Mining and exploration investment declined 35% in 2015, the second largest year-over-year decline since the U.S. Bureau of Economic Analysis (BEA) began reporting the series in 1948. Most mining and exploration investment reflects petroleum exploration and development, but the category also includes natural gas, coal, and other minerals. Mining and exploration investment declined from $135 billion in 2014 to $87.7 billion in 2015, weighing down investment growth more than any other segment of nonresidential investment. Total private fixed investment, of which mining and exploration is a small subset, grew 4% in 2015 to $2.7 trillion. Low commodity prices remain a significant factor in U.S. firms' investment decisions.
U.S. gross domestic product (GDP) grew 2.4% in 2015, according to fourth-quarter and annual 2015 advance estimates by BEA, the same rate as in 2014. Gross private domestic investment contributed 0.8% to the 2.4% GDP growth in 2015. BEA tracks several types of private investment, broadly split into residential and nonresidential. Within nonresidential are three categories: equipment (such as industrial and transportation equipment), intellectual property products (such as software and entertainment), and structures (which includes mining and exploration but also commercial, manufacturing, power, and communication structures).

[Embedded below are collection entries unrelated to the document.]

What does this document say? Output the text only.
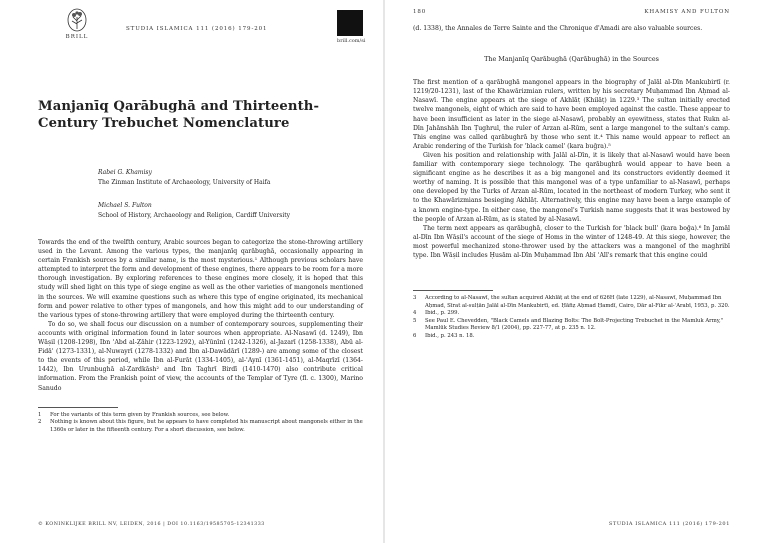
BRILL
STUDIA ISLAMICA 111 (2016) 179-201
brill.com/si
Manjanīq Qarābughā and Thirteenth-Century Trebuchet Nomenclature
Rabei G. Khamisy
The Zinman Institute of Archaeology, University of Haifa
Michael S. Fulton
School of History, Archaeology and Religion, Cardiff University

Towards the end of the twelfth century, Arabic sources began to categorize the stone-throwing artillery used in the Levant. Among the various types, the manjanīq qarābughā, occasionally appearing in certain Frankish sources by a similar name, is the most mysterious.¹ Although previous scholars have attempted to interpret the form and development of these engines, there appears to be room for a more thorough investigation. By exploring references to these engines more closely, it is hoped that this study will shed light on this type of siege engine as well as the other varieties of mangonels mentioned in the sources. We will examine questions such as where this type of engine originated, its mechanical form and power relative to other types of mangonels, and how this might add to our understanding of the various types of stone-throwing artillery that were employed during the thirteenth century.

To do so, we shall focus our discussion on a number of contemporary sources, supplementing their accounts with original information found in later sources when appropriate. Al-Nasawī (d. 1249), Ibn Wāṣil (1208-1298), Ibn ʿAbd al-Ẓāhir (1223-1292), al-Yūnīnī (1242-1326), al-Jazarī (1258-1338), Abū al-Fidāʾ (1273-1331), al-Nuwayrī (1278-1332) and Ibn al-Dawādārī (1289-) are among some of the closest to the events of this period, while Ibn al-Furāt (1334-1405), al-ʿAynī (1361-1451), al-Maqrīzī (1364-1442), Ibn Urunbughā al-Zardkāsh² and Ibn Taghrī Birdī (1410-1470) also contribute critical information. From the Frankish point of view, the accounts of the Templar of Tyre (fl. c. 1300), Marino Sanudo

1	For the variants of this term given by Frankish sources, see below.
2	Nothing is known about this figure, but he appears to have completed his manuscript about mangonels either in the 1360s or later in the fifteenth century. For a short discussion, see below.
© KONINKLIJKE BRILL NV, LEIDEN, 2016 | DOI 10.1163/19585705-12341333
180	KHAMISY AND FULTON

(d. 1338), the Annales de Terre Sainte and the Chronique d'Amadi are also valuable sources.

The Manjanīq Qarābughā (Qarābughā) in the Sources

The first mention of a qarābughā mangonel appears in the biography of Jalāl al-Dīn Mankubirtī (r. 1219/20-1231), last of the Khawārizmian rulers, written by his secretary Muḥammad Ibn Aḥmad al-Nasawī. The engine appears at the siege of Akhlāṭ (Khilāṭ) in 1229.³ The sultan initially erected twelve mangonels, eight of which are said to have been employed against the castle. These appear to have been insufficient as later in the siege al-Nasawī, probably an eyewitness, states that Rukn al-Dīn Jahānshāh Ibn Ṭughrul, the ruler of Arzan al-Rūm, sent a large mangonel to the sultan's camp. This engine was called qarābughrā by those who sent it.⁴ This name would appear to reflect an Arabic rendering of the Turkish for 'black camel' (kara buğra).⁵

Given his position and relationship with Jalāl al-Dīn, it is likely that al-Nasawī would have been familiar with contemporary siege technology. The qarābughrā would appear to have been a significant engine as he describes it as a big mangonel and its constructors evidently deemed it worthy of naming. It is possible that this mangonel was of a type unfamiliar to al-Nasawī, perhaps one developed by the Turks of Arzan al-Rūm, located in the northeast of modern Turkey, who sent it to the Khawārizmians besieging Akhlāṭ. Alternatively, this engine may have been a large example of a known engine-type. In either case, the mangonel's Turkish name suggests that it was bestowed by the people of Arzan al-Rūm, as is stated by al-Nasawī.

The term next appears as qarābughā, closer to the Turkish for 'black bull' (kara boğa).⁶ In Jamāl al-Dīn Ibn Wāṣil's account of the siege of Homs in the winter of 1248-49. At this siege, however, the most powerful mechanized stone-thrower used by the attackers was a mangonel of the maghribī type. Ibn Wāṣil includes Ḥusām al-Dīn Muḥammad Ibn Abī ʿAlī's remark that this engine could

3	According to al-Nasawī, the sultan acquired Akhlāṭ at the end of 626H (late 1229), al-Nasawī, Muḥammad Ibn Aḥmad, Sīrat al-sulṭān Jalāl al-Dīn Mankubirtī, ed. Ḥāfiẓ Aḥmad Ḥamdī, Cairo, Dār al-Fikr al-ʿArabī, 1953, p. 320.
4	Ibid., p. 299.
5	See Paul E. Chevedden, "Black Camels and Blazing Bolts: The Bolt-Projecting Trebuchet in the Mamluk Army," Mamlūk Studies Review 8/1 (2004), pp. 227-77, at p. 235 n. 12.
6	Ibid., p. 243 n. 18.
STUDIA ISLAMICA 111 (2016) 179-201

Mining and exploration investment as a share of total private investment declined from 5.2% in 2014 to slightly more than 3% in 2015. Low oil prices remain a major factor in oil exploration and production firms' decisions to reduce capital expenditure. Fourth-quarter earnings statements from U.S. oil companies indicate plans to further reduce capital expenditure to balance spending with lower cash flows until crude oil prices increase enough to make investments economic. These oil-company reductions could continue to put downward pressure on investment spending in the broader U.S. energy sector.